Data released over the weekend showed China's trade surplus with the US rising to a record in August, though overall export growth slowed. More economic figures released Monday showed China's consumer price index rose 2.3% in August, while producer prices rose 4.1%. gThe CPI growth rate is still lower than the government's 3% target, but the rising trend is causing worries. Rising inflation is always a bad sign for the market, as the government could be reluctant to announce more easing in case inflation picks up.
Chinese and Hong Kong equity markets are among the worst-performing in the world this year, as concerns over trade tensions, a weaker yuan and signs of a slowing economy weigh on investor sentiment. The liquid nature of Hong Kong's market also makes it vulnerable to jitters in emerging markets as investors sell their holdings in the city first.
NEWS FROM THE PRESS/BROKERAGE HOUSES: Million Stars announces positive profit alert -- Million Stars expects to record a profit of more than HK$150 million for the 2017/2018 financial year as compared to a loss of HK$2.8 million for the financial year ended June 2017.
The expected profit is mainly attributable to the revenue growth and improved profit margins of the new business segment of our group, namely, provision of internet advertising design and agency business segment.
CS lowers Dongfeng Motor to HK$9-- Credit Suisse lowered its target price for Dongfeng Motor (DFM)(00489) to HK$9 from HK$9.84, and maintained its "neutral" rating.

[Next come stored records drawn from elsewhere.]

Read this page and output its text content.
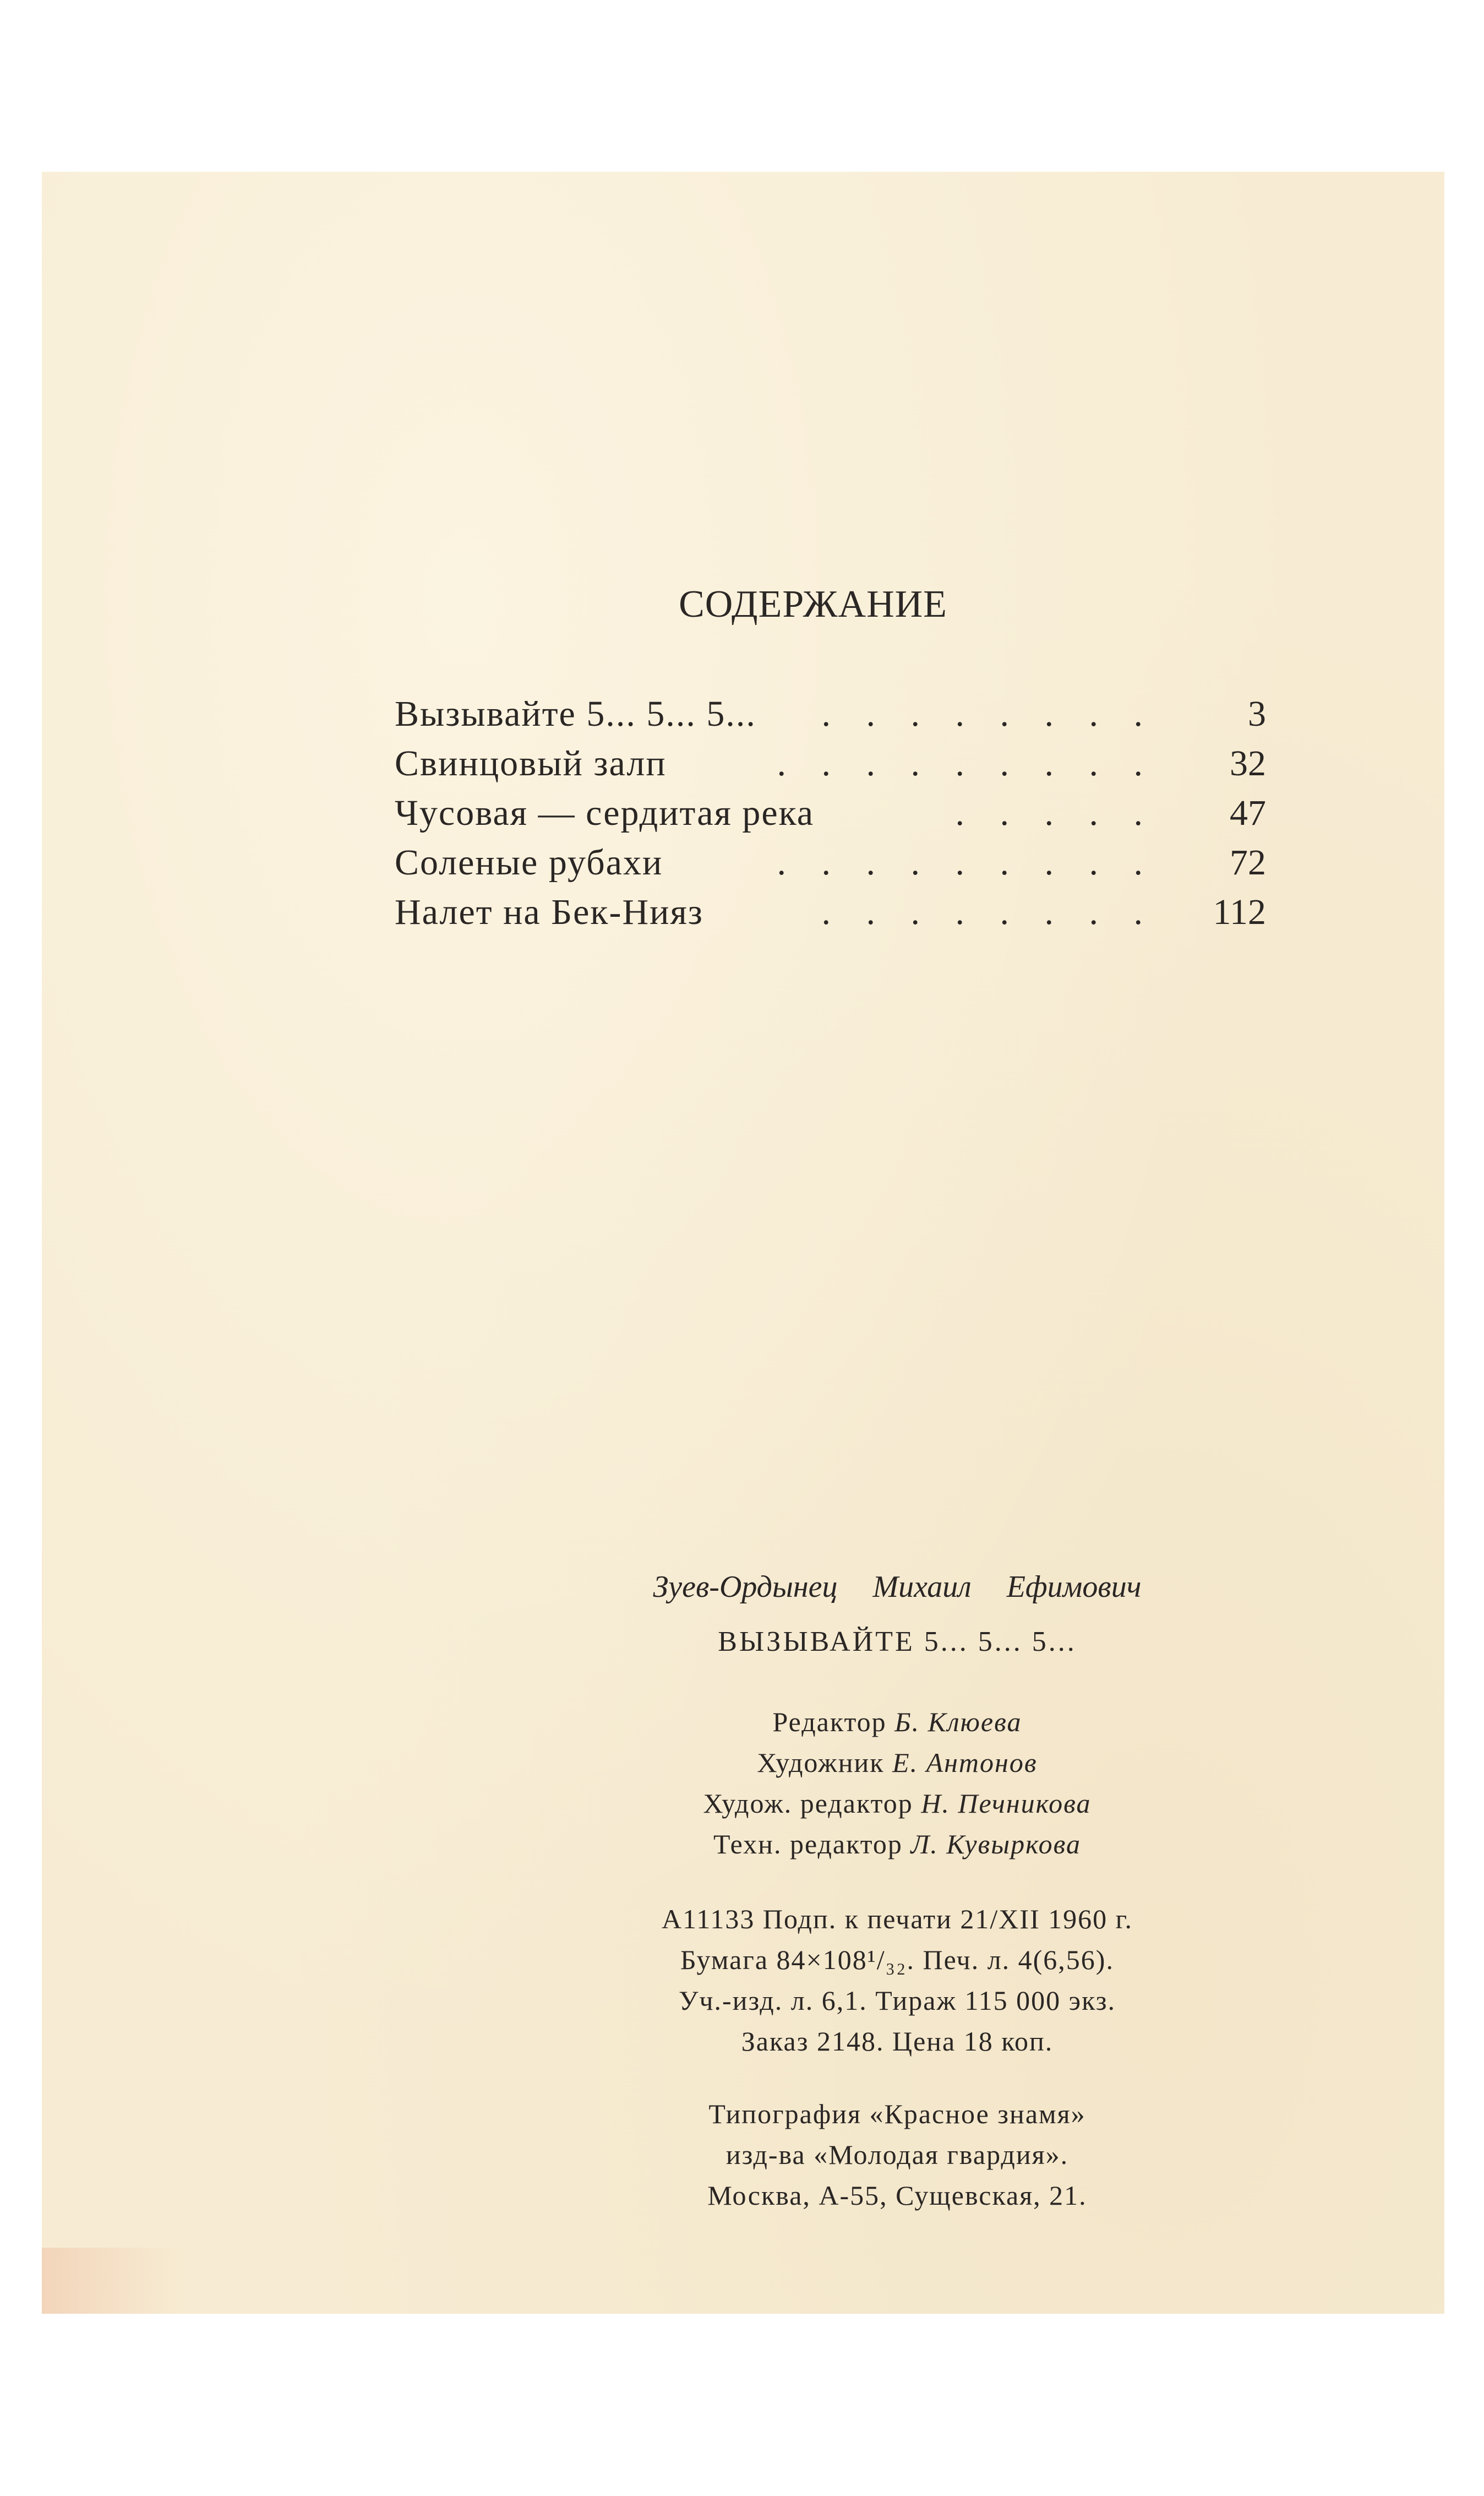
СОДЕРЖАНИЕ
Вызывайте 5... 5... 5... . . . . . . . .	3
Свинцовый залп	. . . . . . . . . 32
Чусовая — сердитая река	. . . . . 47
Соленые рубахи	. . . . . . . . . 72
Налет на Бек-Нияз	. . . . . . . . 112
Зуев-Ордынец Михаил Ефимович
ВЫЗЫВАЙТЕ 5... 5... 5...
Редактор Б. Клюева
Художник Е. Антонов
Худож. редактор Н. Печникова
Техн. редактор Л. Кувыркова
А11133 Подп. к печати 21/XII 1960 г.
Бумага 84×108¹/₃₂. Печ. л. 4(6,56).
Уч.-изд. л. 6,1. Тираж 115 000 экз.
Заказ 2148. Цена 18 коп.
Типография «Красное знамя»
изд-ва «Молодая гвардия».
Москва, А-55, Сущевская, 21.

The research house said DFM's August passenger vehicle total sales volume declined 13% YoY, which was worse than the overall market's 3% YoY drop.
CS trims Great Wall Motor to HK$6.7-- Credit Suisse lowered its target price for Great Wall Motor (GWM)(02333) to HK$6.7 from HK$8.2, and maintained its "outperform" rating. The research house said GWM's August sales volume declined 13% YoY to 64,096 units, which was worse than overall passenger vehicle market's 3% YoY drop. The decline was mainly caused by weak performance of middle-size SUV products - H2/H6 families down 47%/32% YoY.
China State Cons 8-month contract value up 14.2% -- China State Construction International Holdings (03311) said it recorded an accumulated new contract value of HK$82.51 billion in the eight months ended 31 August 2018, representing a 14.2% year-on-year growth. Hence, it achieved a 68.8% completion of the full year target of 2018 (which has been revised up to no less than HK$120.0 billion).
Huadian Fuxin August power generation up 3.7%-- Huadian Fuxin Energy (00816) said its gross power generation for August amounted to 3.64 million MWh, an increase of 3.7% over the corresponding period of 2017. For the first eight months of 2018, the accumulated power generation amounted to 29.41 million MWh, an increase of 7% from the same period last year.
OFFSHORE MARKET NEWS:US stock market closed mixed on Monday, as traders seemed reluctant to make any significant moves amid a lack of major U. S. economic data and lingering trade concerns after President Donald Trump ramped up trade tensions with China last Friday. The Dow Jones Industrial Average fell 59.47 points or 0.2% to 25,857.07, while the Nasdaq rose 21.62 points or 0.3% to 7,924.16 and the S&P 500 inched up 5.45 points or 0.2% to 2,877.13.
The major European stock markets ended higher on Monday. The U. K.'s FTSE 100 Index closed just above the unchanged line, the German DAX Index edged up by 0.2% and the French CAC 40 Index rose by 0.3%.